Après avoir tué et estropié quelques milliers, la vipère est allée renâcler à Davos de la roublardise des Palestiniens et de l'aveuglement d'une partie de l'opinion publique internationale qui n'ont pas su apprécier objectivement les dernières intentions d'Israël à Ghaza : développer la culture des... fraises ! (cf. discours de Pérès à Davos sous les applaudissements nourris d'une salle complètement tétanisée prête à jurer que le soleil se lève à l'Ouest pour peu qu' Israël le lui demandait).
Ce qui a révulsé Mr Erdogan, une conscience encore éveillée dans cet aréopage anesthésié par la propagande sioniste.
Les candidats aux élections rivalisent dans l'engagement de mettre en oeuvre la meilleure méthode de faire disparaître les Palestiniens par l'exil ou par les bombes au vu et su de tous les grands défenseurs de droits de l'Homme. Celui qui garantit l'avenir le plus sombre pour les Palestiniens met ainsi toutes les chances de son côté pour remporter les élections. Ce genre de discours raciste, criminel, abject, n'offusque et n'émeut aucune conscience.
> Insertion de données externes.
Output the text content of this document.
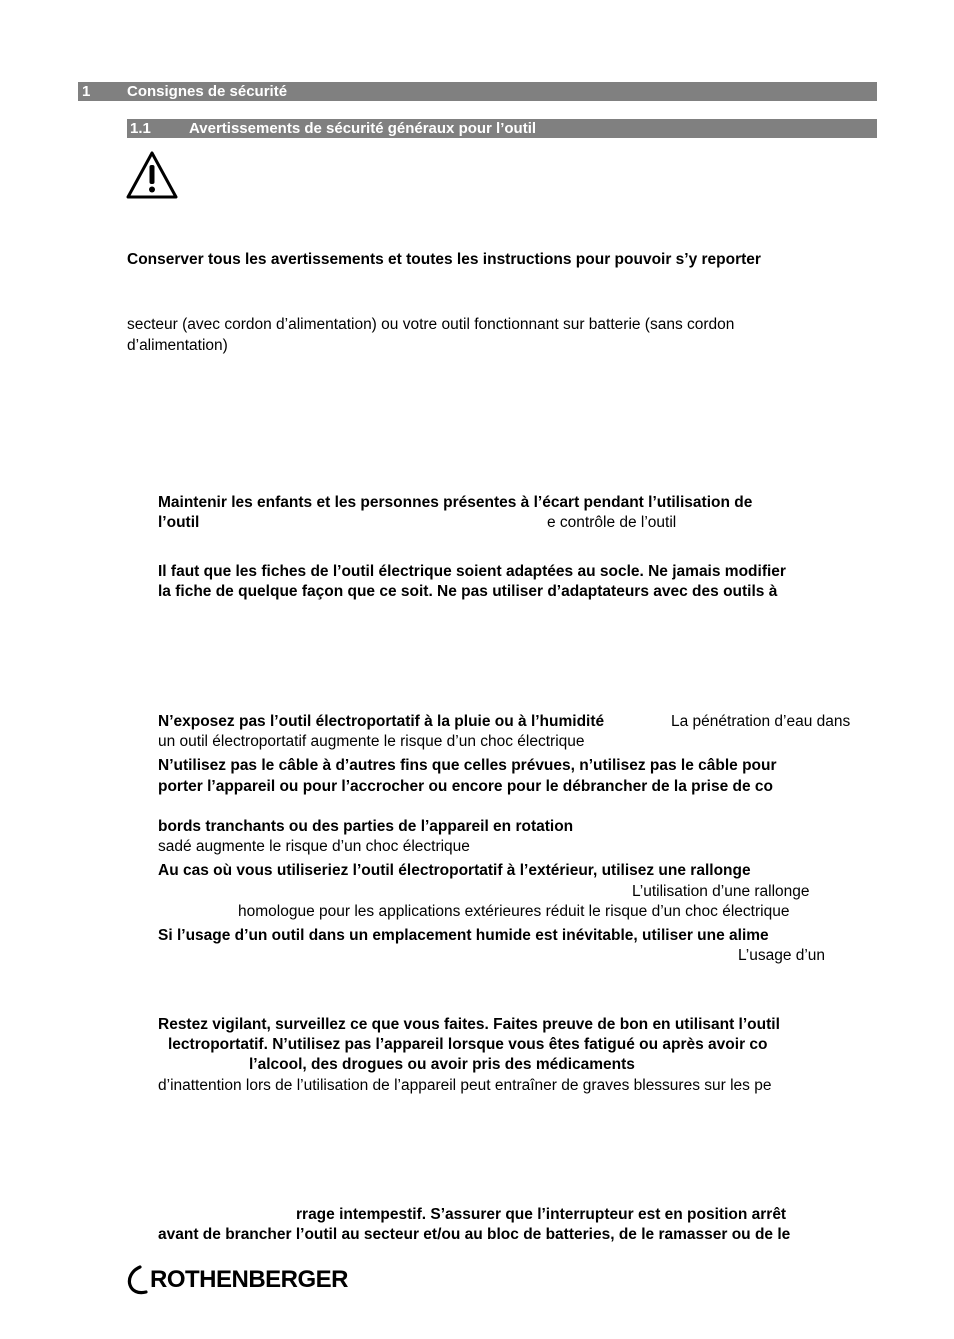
1 Consignes de sécurité
1.1	Avertissements de sécurité généraux pour l’outil
Conserver tous les avertissements et toutes les instructions pour pouvoir s’y reporter
secteur (avec cordon d’alimentation) ou votre outil fonctionnant sur batterie (sans cordon
d’alimentation)
Maintenir les enfants et les personnes présentes à l’écart pendant l’utilisation de
l’outil	e contrôle de l’outil
Il faut que les fiches de l’outil électrique soient adaptées au socle. Ne jamais modifier
la fiche de quelque façon que ce soit. Ne pas utiliser d’adaptateurs avec des outils à
N’exposez pas l’outil électroportatif à la pluie ou à l’humidité	La pénétration d’eau dans
un outil électroportatif augmente le risque d’un choc électrique
N’utilisez pas le câble à d’autres fins que celles prévues, n’utilisez pas le câble pour
porter l’appareil ou pour l’accrocher ou encore pour le débrancher de la prise de co
bords tranchants ou des parties de l’appareil en rotation
sadé augmente le risque d’un choc électrique
Au cas où vous utiliseriez l’outil électroportatif à l’extérieur, utilisez une rallonge
L’utilisation d’une rallonge
homologue pour les applications extérieures réduit le risque d’un choc électrique
Si l’usage d’un outil dans un emplacement humide est inévitable, utiliser une alime
L’usage d’un
Restez vigilant, surveillez ce que vous faites. Faites preuve de bon en utilisant l’outil
lectroportatif. N’utilisez pas l’appareil lorsque vous êtes fatigué ou après avoir co
l’alcool, des drogues ou avoir pris des médicaments
d’inattention lors de l’utilisation de l’appareil peut entraîner de graves blessures sur les pe
rrage intempestif. S’assurer que l’interrupteur est en position arrêt
avant de brancher l’outil au secteur et/ou au bloc de batteries, de le ramasser ou de le
ROTHENBERGER
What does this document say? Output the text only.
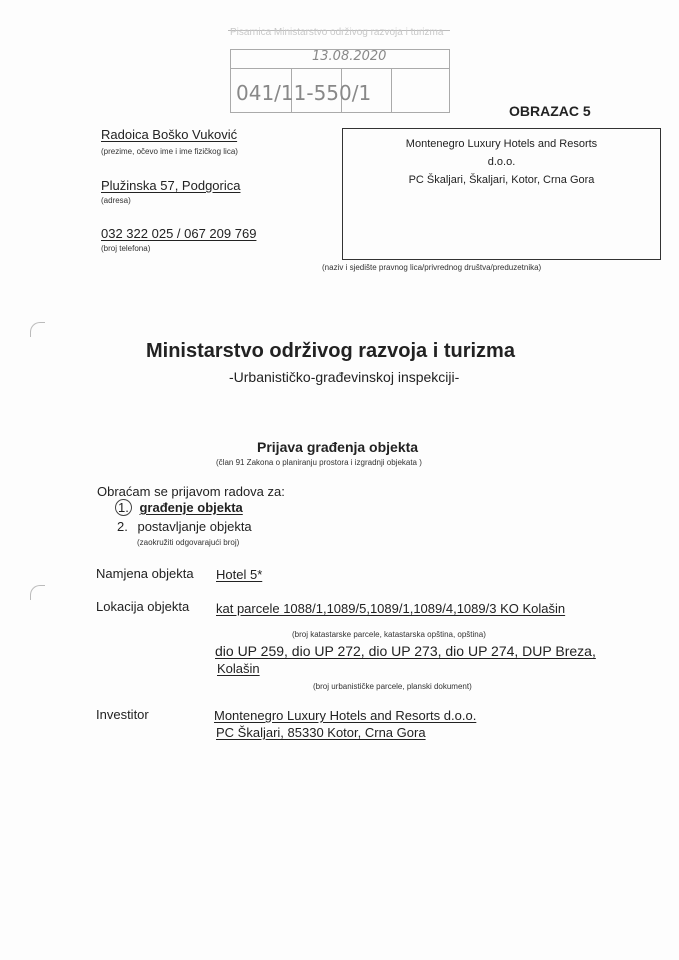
Pisarnica Ministarstvo održivog razvoja i turizma
13.08.2020
041/11-550/1
OBRAZAC 5
Radoica Boško Vuković
(prezime, očevo ime i ime fizičkog lica)
Plužinska 57, Podgorica
(adresa)
032 322 025 / 067 209 769
(broj telefona)
Montenegro Luxury Hotels and Resorts
d.o.o.
PC Škaljari, Škaljari, Kotor, Crna Gora
(naziv i sjedište pravnog lica/privrednog društva/preduzetnika)
Ministarstvo održivog razvoja i turizma
-Urbanističko-građevinskoj inspekciji-
Prijava građenja objekta
(član 91 Zakona o planiranju prostora i izgradnji objekata )
Obraćam se prijavom radova za:
1. građenje objekta
2. postavljanje objekta
(zaokružiti odgovarajući broj)
Namjena objekta Hotel 5*
Lokacija objekta kat parcele 1088/1,1089/5,1089/1,1089/4,1089/3 KO Kolašin
(broj katastarske parcele, katastarska opština, opština)
dio UP 259, dio UP 272, dio UP 273, dio UP 274, DUP Breza,
Kolašin
(broj urbanističke parcele, planski dokument)
Investitor	Montenegro Luxury Hotels and Resorts d.o.o.
PC Škaljari, 85330 Kotor, Crna Gora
Chaque peuple a, dans sa propre histoire, enduré et fait endurer à d'autres des guerres et des souffrances, sans pour autant imposer à l'humanité entière de porter indéfiniment le deuil d'avoir subi des atrocités ou de traîner éternellement la culpabilité pour les erreurs commises par d'autres générations en d'autres circonstances.
Surtout lorsque la récurrente évocation de cette sombre page est cyniquement utilisée pour perpétrer en toute impunité d'autres holocaustes.
Un monde qui se laisse glisser vers le balisage de sa propre conscience avec des tabous, et aliéner son libre arbitre, augure une perspective périlleuse pour le devenir de l'humanité qui aspire à plus d'ouverture et de liberté.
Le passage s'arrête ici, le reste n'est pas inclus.